И еще несколько слов для молодежи.

Судьба Эйзенштейна грандиозна: он познал мировую славу и прошел сквозь тяжелейшие испытания, но всегда, во все дни он оставался тмим собой — со всеми одинаков. Эйзенштейн оставался Эйзенштейном и в дни печали и в дни мировой известности.

Я знаю других людей, чья слава затормозила их творческий рост и изменила их человеческий облик.

Эйзенштейн всегда был, остался и останется Эйзенштейном.

Он был великий непревзойденный советский революционный художник, теоретик, педагог.

Он был всегда другом своих учеников и другом своих товарищей. Он не жалел себя и отдал себя советскому искусству и особенно любимому им ВГИКу без остатка. Он был щедр — этот великий человек с огромным человеческим добрым сердцем. И мы, как вгиковцы, должны быть счастливы, что именно в наших вгиковских стенах подвизался Эйзенштейн, что в них он творчески рос и с великой щедростью отдавал свои знания всем, кто учился у него, или помогал ему, или просто находился рядом с ним.

Теперь, когда так отчетливо ясна необходимость преемственности нового от лучшего прогрессивного наследия старого, — роль Эйзенштейна становится особо значительной.

Истинный новатор в двадцатых годах, Эйзенштейн не переставал быть новатором до конца своей жизни и не перестает быть новаторам и по сей день, ибо его искусство и его научные труды еще должны изучаться и быть актуальными и сейчас и в далеком будущем.

Эйзенштейн, как и его современник — Маяковский, встал в один ряд с классиками мирового искусства, а классическое искусство бессмертно!

Не все могут быть гениальными, как Эйзенштейн, но трудолюбивым и чутким должен быть каждый, и каждый, кто работает в кино или учится во ВГИКе, должен стараться быть в этом именно таким, как Эйзенштейн. Вот почему у Эйзенштейна надо учиться всем режиссерам, всем педагогам и всем студентам.

Человек, который приносит миру новое искусство и задушевное тепло своего сердца, — это настоящий человек, и таким для нас всегда будет Сергей Михайлович Эйзенштейн. Он для нас всегда будет великим и живым.

Борис Михин

Первое знакомство

Шел 1923 год. Я был назначен заведующим производством Госкино и вместе со взятыми мною на учет оставшимися специалистами ютился в двух маленьких комнатах национализированного особняка в Малом Гнездниковском переулке.
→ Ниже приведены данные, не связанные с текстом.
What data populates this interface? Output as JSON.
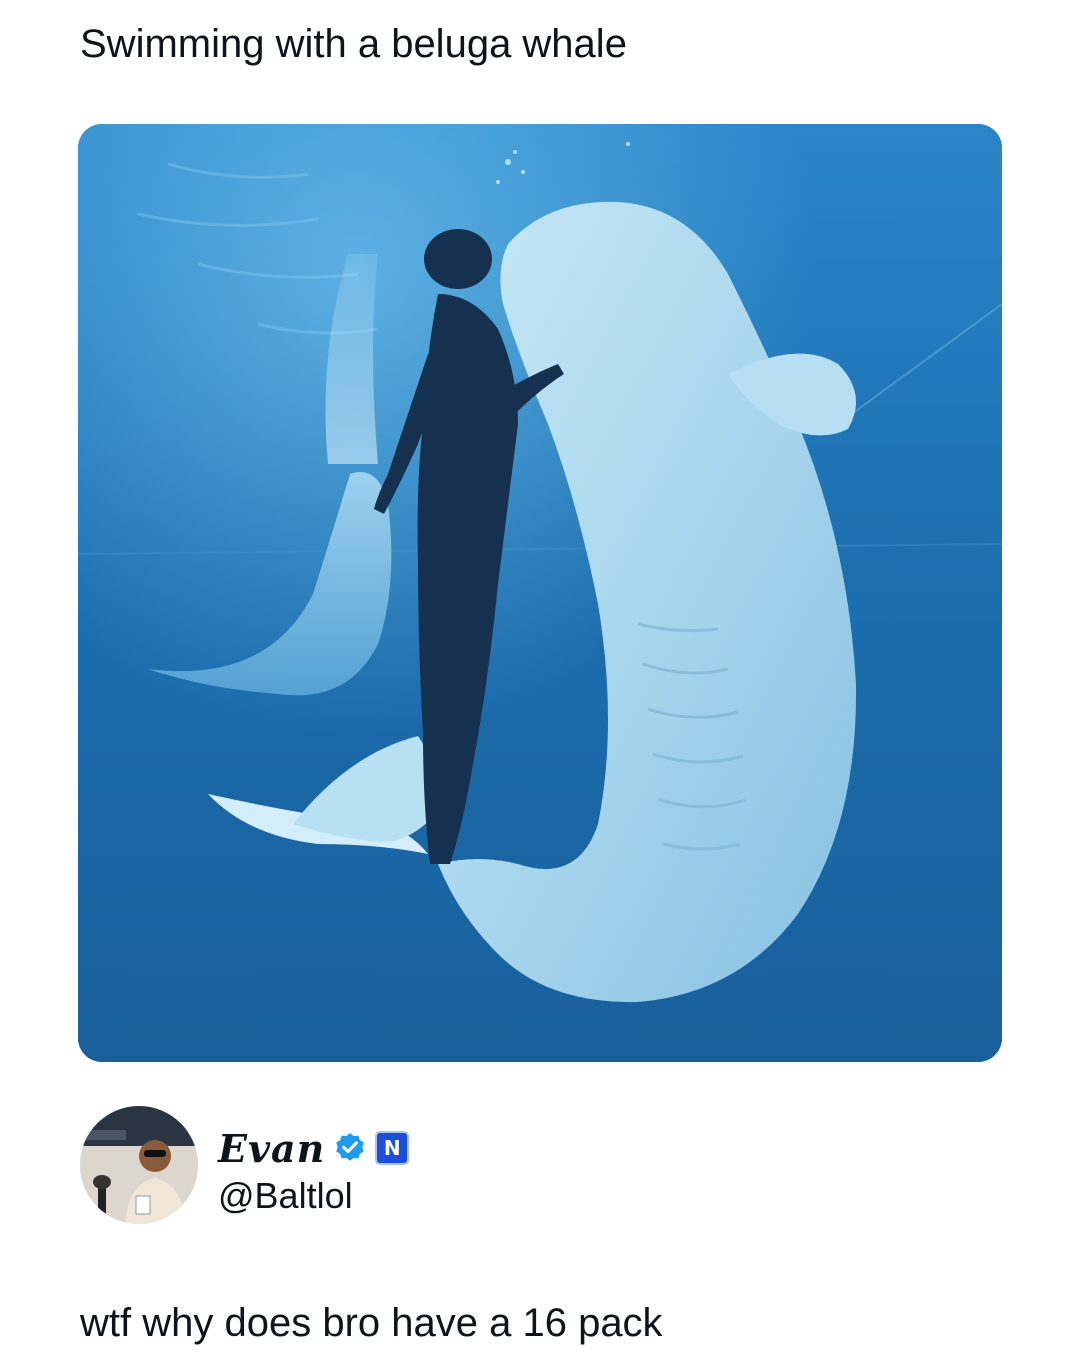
{
  "quoted_post": {
    "text": "Swimming with a beluga whale"
  },
  "media": {
    "alt": "Underwater photo of a diver and beluga whales in an aquarium"
  },
  "author": {
    "display_name": "Evan",
    "handle": "@Baltlol",
    "verified": true,
    "affiliate_badge_letter": "N"
  },
  "post": {
    "text": "wtf why does bro have a 16 pack"
  },
  "colors": {
    "text": "#0f1419",
    "verified_blue": "#1d9bf0",
    "water_blue": "#1f76b6"
  }
}
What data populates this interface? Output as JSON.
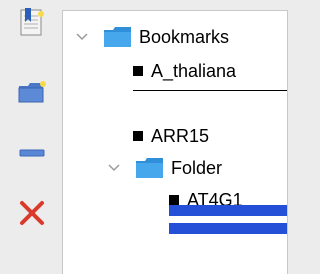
{
  "toolbar": {
    "buttons": [
      {
        "name": "add-bookmark",
        "icon": "bookmark-add-icon"
      },
      {
        "name": "add-folder",
        "icon": "folder-add-icon"
      },
      {
        "name": "add-separator",
        "icon": "separator-icon"
      },
      {
        "name": "delete",
        "icon": "delete-x-icon"
      }
    ]
  },
  "tree": {
    "root": {
      "label": "Bookmarks",
      "expanded": true
    },
    "items": [
      {
        "label": "A_thaliana"
      },
      {
        "label": "ARR15"
      }
    ],
    "folder": {
      "label": "Folder",
      "expanded": true,
      "items": [
        {
          "label": "AT4G1"
        }
      ]
    }
  },
  "colors": {
    "folder": "#3ea0e6",
    "selection": "#2350d7",
    "delete": "#d93a2b",
    "separator_icon": "#4a7bd0"
  }
}
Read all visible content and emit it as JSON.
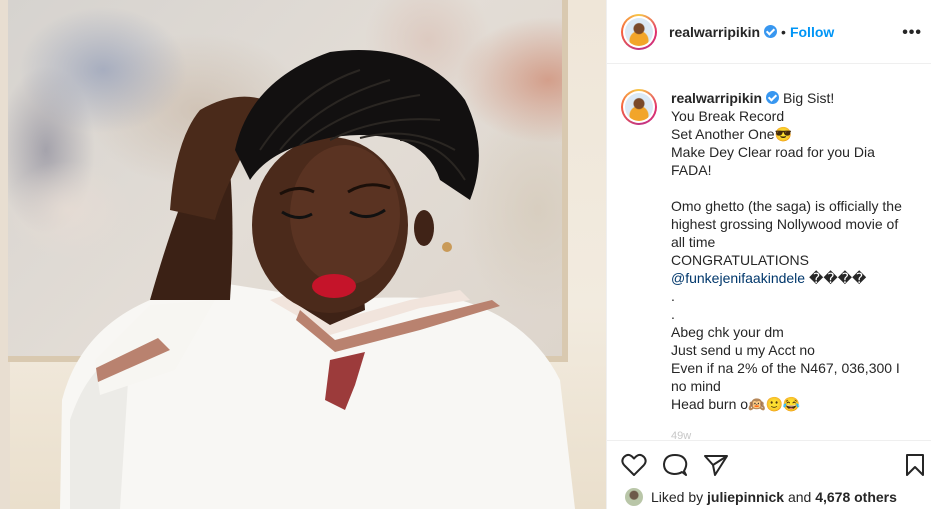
{
  "post": {
    "username": "realwarripikin",
    "follow_label": "Follow",
    "separator": "•",
    "more_label": "•••"
  },
  "caption": {
    "username": "realwarripikin",
    "lines": [
      "Big Sist!",
      "You Break Record",
      "Set Another One😎",
      "Make Dey Clear road for you Dia FADA!",
      "",
      "Omo ghetto (the saga) is officially the highest grossing Nollywood movie of all time",
      "CONGRATULATIONS"
    ],
    "mention": "@funkejenifaakindele",
    "mention_suffix": " ����",
    "lines_after": [
      ".",
      ".",
      "Abeg chk your dm",
      "Just send u my Acct no",
      "Even if na 2% of the N467, 036,300 I no mind",
      "Head burn o🙉🙂😂"
    ],
    "faded_text": "49w"
  },
  "actions": {
    "icons": [
      "heart-icon",
      "comment-icon",
      "share-icon",
      "bookmark-icon"
    ]
  },
  "likes": {
    "prefix": "Liked by",
    "user": "juliepinnick",
    "middle": "and",
    "count": "4,678 others"
  },
  "colors": {
    "follow": "#0095f6",
    "verified": "#3897f0",
    "text": "#262626",
    "border": "#efefef"
  }
}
И вот однажды во время занятий кто-то из товарищей ввел ко мне двух человек: одного постарше, другого помоложе, одного потолще, другою похудощавее. Оба представились мне — это были С. М. Эйзенштейн и Г. Б. Александров. Помню, меня несколько поразил исключительно высокий регистр голоса Эйзенштейна и вздыбленные, торчащие во все стороны волосы на его голове. Александров был помоложе, казался красивее и, во всяком случае, выглядел более «обыкновенно». В то время он был помощником Эйзенштейна. Из разговора выяснилось, что Эйзенштейн — режиссер Первого Рабочего театра Пролеткульта. Фамилия эта мне тогда ничего особенного не сказала. Впрочем, в связи с ней я вспомнил о поднявшихся в Москве разговорах по поводу спектакля, казавшегося «левым» даже наиболее «левым» деятелям нового театра Пролеткульта. Это была переделка пьесы Островского «На всякого мудреца довольно простоты». Часть наших кино специалистов, видевших спектакль, отзывалась о нем с возмущением, как о недопустимом искажении классики. Другая часть хвалила спектакль. О Мормоненко-Александрове я знал, по рассказам товарищей, лишь то, что он участвовал в постановке и в процессе исполнения роля ходил по натянутой проволоке. Это был один из аттракционов, введенных Эйзенштейном в спектакль. Оператор Тиссэ, рассказывая мне об этом, подчеркивал, что проволока была протянута над головами зрителей и что несколько дней тому назад Александров чуть-чуть не был убит этой сорвавшейся во время спектакля проволокой. В тот вечер Тиссэ находился в театре и сам видел, как проволока лопнула и тяжелая металлическая стойка со званом упала. Тиссэ не был ею задет, но стул, стоявший рядом с ним, разлетелся вдребезги. Обо всем этом я вспомнил, увидев пришедших ко мне товарищей. Я спросил о цели их посещения.